1) Como visto já em A música de uma vida, de Andrei Makine, a ideia do esconderijo ocupa uma posição de destaque no universo totalitário - é o espaço de resistência por excelência e,
simultaneamente, a imagem mais bem-acabada do medo, da fuga, da
impossibilidade de seguir adiante. O homem do subterrâneo de Dostoiévski ganha outra dimensão, amplia seu pesadelo solipsista em direção a uma tragédia global, inabarcável, irrepresentável.
2) Em Libertação, de Sándor Márai, o drama se passa quase que inteiramente dentro de um porão - um esconderijo com dezenas de pessoas amontoadas, compartilhando odores, dejetos e a espera.
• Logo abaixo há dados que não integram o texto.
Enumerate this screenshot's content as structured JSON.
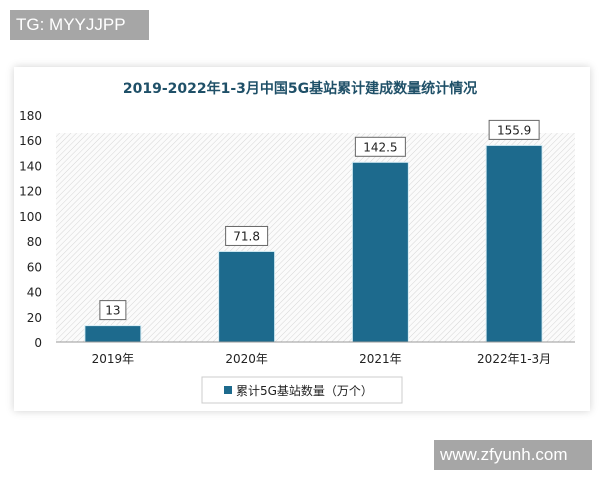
{
  "watermarks": {
    "top": "TG: MYYJJPP",
    "bottom": "www.zfyunh.com"
  },
  "colors": {
    "bar": "#1d6a8d",
    "title": "#1f5068",
    "watermark": "#a6a6a6"
  },
  "chart_data": {
    "type": "bar",
    "title": "2019-2022年1-3月中国5G基站累计建成数量统计情况",
    "categories": [
      "2019年",
      "2020年",
      "2021年",
      "2022年1-3月"
    ],
    "series": [
      {
        "name": "累计5G基站数量（万个）",
        "values": [
          13,
          71.8,
          142.5,
          155.9
        ]
      }
    ],
    "data_labels": [
      "13",
      "71.8",
      "142.5",
      "155.9"
    ],
    "ylim": [
      0,
      180
    ],
    "yticks": [
      0,
      20,
      40,
      60,
      80,
      100,
      120,
      140,
      160,
      180
    ],
    "xlabel": "",
    "ylabel": "",
    "grid": false,
    "legend_position": "bottom"
  }
}
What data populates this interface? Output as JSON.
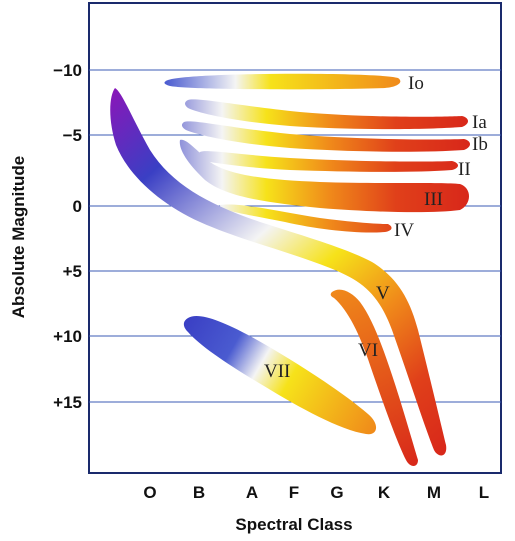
{
  "diagram": {
    "x_axis": {
      "title": "Spectral Class",
      "ticks": [
        "O",
        "B",
        "A",
        "F",
        "G",
        "K",
        "M",
        "L"
      ]
    },
    "y_axis": {
      "title": "Absolute Magnitude",
      "ticks": [
        "−10",
        "−5",
        "0",
        "+5",
        "+10",
        "+15"
      ]
    },
    "luminosity_classes": [
      "Io",
      "Ia",
      "Ib",
      "II",
      "III",
      "IV",
      "V",
      "VI",
      "VII"
    ],
    "colors": {
      "frame": "#1a2a6c",
      "gridline": "#3b5bb5",
      "blue": "#3a3fc4",
      "violet": "#8a16b8",
      "white": "#f4f4f4",
      "yellow": "#f6e21a",
      "orange": "#f08a1a",
      "red": "#d8271a"
    }
  }
}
Os russos estão chegando a Budapeste - trazendo a ainda desconhecida e amarga "libertação". Os alemães estão encurralados e podem decidir metralhar a todos antes da retirada.
3) A agonia do esconderijo, sua carga ambivalente - morte e libertação sempre em paralelo, junto com a incerteza e a esperança. "Não se pode olhar dessa forma para as pessoas. Os animais vivem melhor", fala Erzsébet, a protagonista de Márai: "Agora sinto que algo está acontecendo. Não sou bolchevique, mas sinto, entende? Sinto com meu corpo que os russos vão trazer algo, que vamos sair, o senhor e eu, e todos os outros, judeus, cristão, proletários, senhores, vamos sair dos porões, vamos voltar para a superfície da Terra, e tudo será melhor".